L’accord de Paris est signé dans l’allégresse - il reste à l’appliquer, et ça va être dur !

Vendredi 22 avril, à New York, près de 150 pays signeront officiellement l’accord de Paris adopté lors de la COP21. Mais, entre ratifications par les parlements nationaux et négociation des détails, la route est longue avant l’entrée en vigueur de ce texte prévoyant de limiter le réchauffement climatique en-dessous de 2 °C.

Nouvelle étape avant son entrée en vigueur, la cérémonie officielle de signature de l’accord de Paris se déroule vendredi 22 avril à New York.

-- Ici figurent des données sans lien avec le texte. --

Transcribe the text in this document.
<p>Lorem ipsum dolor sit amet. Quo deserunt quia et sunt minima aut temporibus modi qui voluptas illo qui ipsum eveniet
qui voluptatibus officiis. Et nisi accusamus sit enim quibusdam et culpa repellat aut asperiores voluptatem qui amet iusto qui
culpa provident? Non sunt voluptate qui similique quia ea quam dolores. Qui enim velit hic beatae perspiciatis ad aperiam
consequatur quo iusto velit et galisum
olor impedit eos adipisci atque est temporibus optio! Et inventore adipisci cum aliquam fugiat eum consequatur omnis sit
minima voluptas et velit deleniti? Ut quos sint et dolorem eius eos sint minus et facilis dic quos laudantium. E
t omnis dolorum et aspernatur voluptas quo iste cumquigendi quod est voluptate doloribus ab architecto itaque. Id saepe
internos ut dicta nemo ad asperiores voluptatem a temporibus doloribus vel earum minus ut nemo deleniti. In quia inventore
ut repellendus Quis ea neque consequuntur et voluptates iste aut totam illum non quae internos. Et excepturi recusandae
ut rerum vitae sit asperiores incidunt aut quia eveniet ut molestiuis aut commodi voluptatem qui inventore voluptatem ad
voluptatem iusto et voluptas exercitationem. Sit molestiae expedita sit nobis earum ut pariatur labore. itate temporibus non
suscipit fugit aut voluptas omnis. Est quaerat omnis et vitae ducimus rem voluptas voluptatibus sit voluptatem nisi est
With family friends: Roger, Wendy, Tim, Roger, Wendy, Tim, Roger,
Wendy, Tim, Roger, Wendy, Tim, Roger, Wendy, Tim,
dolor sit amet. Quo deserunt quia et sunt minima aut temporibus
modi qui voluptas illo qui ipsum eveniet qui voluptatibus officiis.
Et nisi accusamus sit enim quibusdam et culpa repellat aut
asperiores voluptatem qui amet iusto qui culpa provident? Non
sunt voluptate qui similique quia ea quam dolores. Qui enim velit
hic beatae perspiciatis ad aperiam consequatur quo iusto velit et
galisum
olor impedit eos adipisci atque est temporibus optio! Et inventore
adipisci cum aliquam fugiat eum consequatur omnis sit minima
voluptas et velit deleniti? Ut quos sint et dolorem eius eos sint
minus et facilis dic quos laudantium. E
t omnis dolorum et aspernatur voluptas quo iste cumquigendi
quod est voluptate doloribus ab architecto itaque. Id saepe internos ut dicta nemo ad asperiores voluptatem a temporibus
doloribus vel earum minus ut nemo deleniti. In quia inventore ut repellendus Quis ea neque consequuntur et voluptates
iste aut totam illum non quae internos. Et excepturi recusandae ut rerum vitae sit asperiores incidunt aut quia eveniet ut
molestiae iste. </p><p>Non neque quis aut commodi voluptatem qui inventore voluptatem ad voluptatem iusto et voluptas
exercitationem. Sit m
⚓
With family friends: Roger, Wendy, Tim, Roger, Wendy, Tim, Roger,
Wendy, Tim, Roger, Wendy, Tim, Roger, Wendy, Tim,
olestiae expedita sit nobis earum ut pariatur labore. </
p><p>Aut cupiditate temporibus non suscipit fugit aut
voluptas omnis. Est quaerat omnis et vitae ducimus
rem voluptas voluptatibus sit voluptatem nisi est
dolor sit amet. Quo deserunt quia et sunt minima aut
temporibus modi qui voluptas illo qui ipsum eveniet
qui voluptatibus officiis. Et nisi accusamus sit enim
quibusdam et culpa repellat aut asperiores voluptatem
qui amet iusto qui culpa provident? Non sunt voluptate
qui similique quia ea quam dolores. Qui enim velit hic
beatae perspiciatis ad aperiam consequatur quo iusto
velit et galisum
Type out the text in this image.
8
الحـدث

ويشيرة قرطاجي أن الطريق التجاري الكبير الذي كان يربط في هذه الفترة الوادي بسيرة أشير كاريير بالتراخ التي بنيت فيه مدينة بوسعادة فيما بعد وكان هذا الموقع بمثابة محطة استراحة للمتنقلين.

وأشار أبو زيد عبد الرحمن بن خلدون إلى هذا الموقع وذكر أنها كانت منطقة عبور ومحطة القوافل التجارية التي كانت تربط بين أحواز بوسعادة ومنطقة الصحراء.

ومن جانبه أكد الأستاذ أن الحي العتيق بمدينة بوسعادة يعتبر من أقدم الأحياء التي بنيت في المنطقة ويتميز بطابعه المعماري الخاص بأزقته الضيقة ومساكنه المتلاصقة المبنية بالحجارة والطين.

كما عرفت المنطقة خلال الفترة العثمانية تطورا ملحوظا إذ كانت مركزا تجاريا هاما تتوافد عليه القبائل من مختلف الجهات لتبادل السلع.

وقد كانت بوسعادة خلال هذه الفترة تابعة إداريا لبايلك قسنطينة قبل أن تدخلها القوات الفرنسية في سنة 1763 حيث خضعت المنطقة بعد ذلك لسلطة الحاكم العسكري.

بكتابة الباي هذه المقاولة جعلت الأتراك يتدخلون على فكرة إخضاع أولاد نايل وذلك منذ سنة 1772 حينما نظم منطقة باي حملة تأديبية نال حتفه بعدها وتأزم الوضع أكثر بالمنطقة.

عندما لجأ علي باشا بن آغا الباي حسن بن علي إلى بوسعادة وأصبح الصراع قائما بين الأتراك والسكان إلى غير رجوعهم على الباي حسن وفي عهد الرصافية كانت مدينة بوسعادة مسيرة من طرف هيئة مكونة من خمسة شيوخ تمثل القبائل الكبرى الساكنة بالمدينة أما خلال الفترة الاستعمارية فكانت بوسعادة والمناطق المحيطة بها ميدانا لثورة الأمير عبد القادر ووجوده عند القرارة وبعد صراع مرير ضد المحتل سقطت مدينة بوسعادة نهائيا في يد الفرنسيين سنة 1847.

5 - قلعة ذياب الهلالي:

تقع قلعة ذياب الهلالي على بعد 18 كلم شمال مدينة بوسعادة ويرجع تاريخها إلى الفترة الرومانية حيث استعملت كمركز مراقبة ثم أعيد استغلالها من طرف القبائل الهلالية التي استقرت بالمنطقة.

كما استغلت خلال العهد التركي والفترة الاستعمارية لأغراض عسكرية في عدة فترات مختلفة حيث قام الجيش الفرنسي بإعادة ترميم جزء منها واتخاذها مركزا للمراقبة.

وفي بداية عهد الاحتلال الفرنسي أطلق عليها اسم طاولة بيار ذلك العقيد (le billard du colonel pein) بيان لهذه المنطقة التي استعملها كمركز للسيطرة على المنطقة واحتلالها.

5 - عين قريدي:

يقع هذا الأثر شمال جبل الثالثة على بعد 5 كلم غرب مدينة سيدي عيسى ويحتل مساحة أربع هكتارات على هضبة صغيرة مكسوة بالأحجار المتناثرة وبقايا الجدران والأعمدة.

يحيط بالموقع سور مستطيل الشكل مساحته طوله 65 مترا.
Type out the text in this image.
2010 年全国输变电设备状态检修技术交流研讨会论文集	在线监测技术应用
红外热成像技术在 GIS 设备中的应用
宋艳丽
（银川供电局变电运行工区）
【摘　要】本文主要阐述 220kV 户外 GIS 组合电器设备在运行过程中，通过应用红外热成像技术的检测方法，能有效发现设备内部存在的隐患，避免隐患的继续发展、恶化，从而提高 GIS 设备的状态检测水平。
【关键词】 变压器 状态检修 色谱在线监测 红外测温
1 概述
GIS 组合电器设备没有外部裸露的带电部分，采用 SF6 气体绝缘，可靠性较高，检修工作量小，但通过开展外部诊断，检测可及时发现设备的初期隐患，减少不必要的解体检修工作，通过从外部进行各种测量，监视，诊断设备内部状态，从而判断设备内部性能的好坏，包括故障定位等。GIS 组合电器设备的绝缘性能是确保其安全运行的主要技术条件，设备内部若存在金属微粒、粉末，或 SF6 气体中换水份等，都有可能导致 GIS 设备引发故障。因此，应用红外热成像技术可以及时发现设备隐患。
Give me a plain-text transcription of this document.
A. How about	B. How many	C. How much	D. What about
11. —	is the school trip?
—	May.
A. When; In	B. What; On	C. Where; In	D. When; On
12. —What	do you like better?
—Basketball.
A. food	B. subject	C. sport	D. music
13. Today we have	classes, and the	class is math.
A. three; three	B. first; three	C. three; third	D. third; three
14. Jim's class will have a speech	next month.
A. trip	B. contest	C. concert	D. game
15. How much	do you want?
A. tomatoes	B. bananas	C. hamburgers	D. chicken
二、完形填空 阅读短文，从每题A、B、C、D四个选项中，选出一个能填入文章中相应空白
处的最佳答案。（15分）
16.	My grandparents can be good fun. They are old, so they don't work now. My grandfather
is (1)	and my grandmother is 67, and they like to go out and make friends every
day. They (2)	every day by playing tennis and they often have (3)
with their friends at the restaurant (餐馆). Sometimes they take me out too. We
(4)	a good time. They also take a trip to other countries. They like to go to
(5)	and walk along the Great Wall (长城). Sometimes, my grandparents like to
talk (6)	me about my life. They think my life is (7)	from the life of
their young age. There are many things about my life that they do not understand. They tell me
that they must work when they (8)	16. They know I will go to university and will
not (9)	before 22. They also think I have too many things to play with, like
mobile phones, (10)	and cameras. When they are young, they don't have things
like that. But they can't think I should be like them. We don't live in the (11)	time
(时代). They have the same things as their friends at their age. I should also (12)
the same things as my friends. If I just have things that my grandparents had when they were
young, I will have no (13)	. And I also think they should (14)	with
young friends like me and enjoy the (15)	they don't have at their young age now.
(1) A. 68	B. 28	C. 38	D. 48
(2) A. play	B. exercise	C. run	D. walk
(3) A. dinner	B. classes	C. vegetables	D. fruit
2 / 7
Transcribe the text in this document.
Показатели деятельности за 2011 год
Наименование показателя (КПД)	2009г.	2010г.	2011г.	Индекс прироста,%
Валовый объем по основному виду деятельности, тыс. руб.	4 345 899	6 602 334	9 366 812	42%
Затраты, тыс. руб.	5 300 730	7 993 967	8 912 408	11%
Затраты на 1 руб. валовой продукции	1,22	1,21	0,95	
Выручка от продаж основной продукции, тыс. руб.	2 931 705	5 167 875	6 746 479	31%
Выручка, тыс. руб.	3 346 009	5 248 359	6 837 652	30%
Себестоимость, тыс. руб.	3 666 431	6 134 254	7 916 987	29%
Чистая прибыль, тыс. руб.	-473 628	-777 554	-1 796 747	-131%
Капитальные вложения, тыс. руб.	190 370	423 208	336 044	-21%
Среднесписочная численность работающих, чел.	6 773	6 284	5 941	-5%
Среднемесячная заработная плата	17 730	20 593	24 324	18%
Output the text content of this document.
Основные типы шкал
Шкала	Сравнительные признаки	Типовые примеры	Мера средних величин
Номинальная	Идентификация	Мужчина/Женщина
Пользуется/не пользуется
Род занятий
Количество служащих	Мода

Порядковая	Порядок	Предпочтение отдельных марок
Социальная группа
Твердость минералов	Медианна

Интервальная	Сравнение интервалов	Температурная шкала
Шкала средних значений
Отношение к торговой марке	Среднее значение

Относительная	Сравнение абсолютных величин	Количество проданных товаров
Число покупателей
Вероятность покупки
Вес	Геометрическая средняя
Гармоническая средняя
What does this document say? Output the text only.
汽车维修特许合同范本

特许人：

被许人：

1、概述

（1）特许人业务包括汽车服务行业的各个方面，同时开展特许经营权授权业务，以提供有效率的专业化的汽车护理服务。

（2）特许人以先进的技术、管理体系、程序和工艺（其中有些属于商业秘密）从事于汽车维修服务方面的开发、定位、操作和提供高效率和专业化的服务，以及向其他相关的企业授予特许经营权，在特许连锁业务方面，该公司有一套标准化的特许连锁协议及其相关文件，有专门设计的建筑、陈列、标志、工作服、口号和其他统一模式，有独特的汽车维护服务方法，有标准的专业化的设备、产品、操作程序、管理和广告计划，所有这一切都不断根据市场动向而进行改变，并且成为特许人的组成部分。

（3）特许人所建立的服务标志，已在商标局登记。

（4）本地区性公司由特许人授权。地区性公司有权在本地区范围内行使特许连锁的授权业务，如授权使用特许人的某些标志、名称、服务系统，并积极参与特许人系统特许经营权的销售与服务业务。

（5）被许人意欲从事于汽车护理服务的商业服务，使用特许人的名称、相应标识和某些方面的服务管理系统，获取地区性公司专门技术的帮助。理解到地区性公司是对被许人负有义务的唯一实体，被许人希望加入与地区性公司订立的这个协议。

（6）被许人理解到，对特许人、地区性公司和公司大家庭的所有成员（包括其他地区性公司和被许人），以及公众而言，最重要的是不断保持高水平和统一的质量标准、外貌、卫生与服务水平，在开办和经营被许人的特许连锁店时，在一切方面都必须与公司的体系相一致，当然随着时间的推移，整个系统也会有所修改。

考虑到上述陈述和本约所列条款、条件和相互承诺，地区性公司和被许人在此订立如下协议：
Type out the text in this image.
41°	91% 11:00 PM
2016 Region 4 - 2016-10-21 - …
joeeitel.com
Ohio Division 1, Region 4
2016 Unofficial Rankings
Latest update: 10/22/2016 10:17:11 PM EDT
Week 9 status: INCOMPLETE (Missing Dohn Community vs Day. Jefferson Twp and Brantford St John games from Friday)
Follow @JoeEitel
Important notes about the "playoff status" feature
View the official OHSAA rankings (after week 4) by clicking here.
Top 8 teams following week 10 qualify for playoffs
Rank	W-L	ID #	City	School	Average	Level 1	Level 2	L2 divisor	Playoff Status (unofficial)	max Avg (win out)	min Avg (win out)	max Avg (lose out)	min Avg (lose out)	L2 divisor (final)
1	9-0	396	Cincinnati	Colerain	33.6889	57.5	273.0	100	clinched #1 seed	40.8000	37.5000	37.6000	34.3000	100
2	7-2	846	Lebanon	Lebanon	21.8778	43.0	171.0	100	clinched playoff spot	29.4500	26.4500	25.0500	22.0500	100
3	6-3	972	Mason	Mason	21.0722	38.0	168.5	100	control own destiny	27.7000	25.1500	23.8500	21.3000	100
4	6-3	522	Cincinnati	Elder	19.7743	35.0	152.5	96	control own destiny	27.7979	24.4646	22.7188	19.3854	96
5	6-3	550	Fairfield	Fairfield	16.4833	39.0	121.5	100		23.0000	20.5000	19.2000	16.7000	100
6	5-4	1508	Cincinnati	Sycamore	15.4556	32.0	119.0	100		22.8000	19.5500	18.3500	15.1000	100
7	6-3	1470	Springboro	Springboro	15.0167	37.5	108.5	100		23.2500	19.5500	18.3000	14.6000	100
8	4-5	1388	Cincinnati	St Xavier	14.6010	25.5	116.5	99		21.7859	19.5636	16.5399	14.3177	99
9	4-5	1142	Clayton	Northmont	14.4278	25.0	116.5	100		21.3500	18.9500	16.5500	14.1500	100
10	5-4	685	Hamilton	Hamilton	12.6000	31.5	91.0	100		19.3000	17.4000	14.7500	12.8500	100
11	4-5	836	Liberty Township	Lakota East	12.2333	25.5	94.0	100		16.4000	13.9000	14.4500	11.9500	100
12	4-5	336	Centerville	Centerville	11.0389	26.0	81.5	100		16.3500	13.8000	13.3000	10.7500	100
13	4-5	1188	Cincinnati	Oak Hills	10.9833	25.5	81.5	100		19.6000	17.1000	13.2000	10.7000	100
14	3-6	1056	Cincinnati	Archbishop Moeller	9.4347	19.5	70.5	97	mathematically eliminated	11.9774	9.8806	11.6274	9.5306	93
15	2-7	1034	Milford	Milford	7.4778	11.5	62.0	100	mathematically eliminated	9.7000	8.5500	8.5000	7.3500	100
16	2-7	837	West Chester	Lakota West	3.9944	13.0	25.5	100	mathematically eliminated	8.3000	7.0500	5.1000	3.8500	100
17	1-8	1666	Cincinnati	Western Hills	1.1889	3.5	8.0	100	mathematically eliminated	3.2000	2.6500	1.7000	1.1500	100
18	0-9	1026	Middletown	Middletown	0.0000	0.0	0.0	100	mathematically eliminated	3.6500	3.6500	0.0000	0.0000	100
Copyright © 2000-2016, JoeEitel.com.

Adopté par les 195 membres de la Convention-cadre des Nations unies pour les changements climatiques (Ccnucc) pendant la COP21, le 12 décembre 2015, l’accord prévoit de contenir le réchauffement climatique « nettement en-dessous de 2 °C par rapport aux niveaux préindustriels en poursuivant l’action menée pour limiter l’élévation de la température à 1,5 °C ».

Une cinquantaine de chefs d’État sont attendus pour la cérémonie, selon la ministre de l’Environnement, Ségolène Royal, qui a succédé à Laurent Fabius à la présidence de la COP, en février dernier. 155 pays, parmi lesquels de gros pollueurs comme la Chine et les États-Unis, ont annoncé qu’ils parapheraient le texte à cette occasion.

« Cela veut dire que le momentum [l’élan, en français] de l’accord de Paris n’est pas retombé », s’est félicitée Mme Royal, lors d’un point presse à Washington, le 15 avril. « Tous les grands émetteurs, Russie, Canada, seront là, sauf peut-être l’Arabie saoudite, prévoit Thomas Spencer, chercheur à l’Institut du développement durable et des relations internationales (Iddri), contacté par Reporterre. Un tel engagement pour la signature est inédit. C’est un très bon signe de l’engagement politique des États à faire entrer l’accord en vigueur le plus rapidement possible, et que les gouvernements assument ce qui a été décidé à Paris. »

« Il est possible que l’accord entre en vigueur dès 2017 » 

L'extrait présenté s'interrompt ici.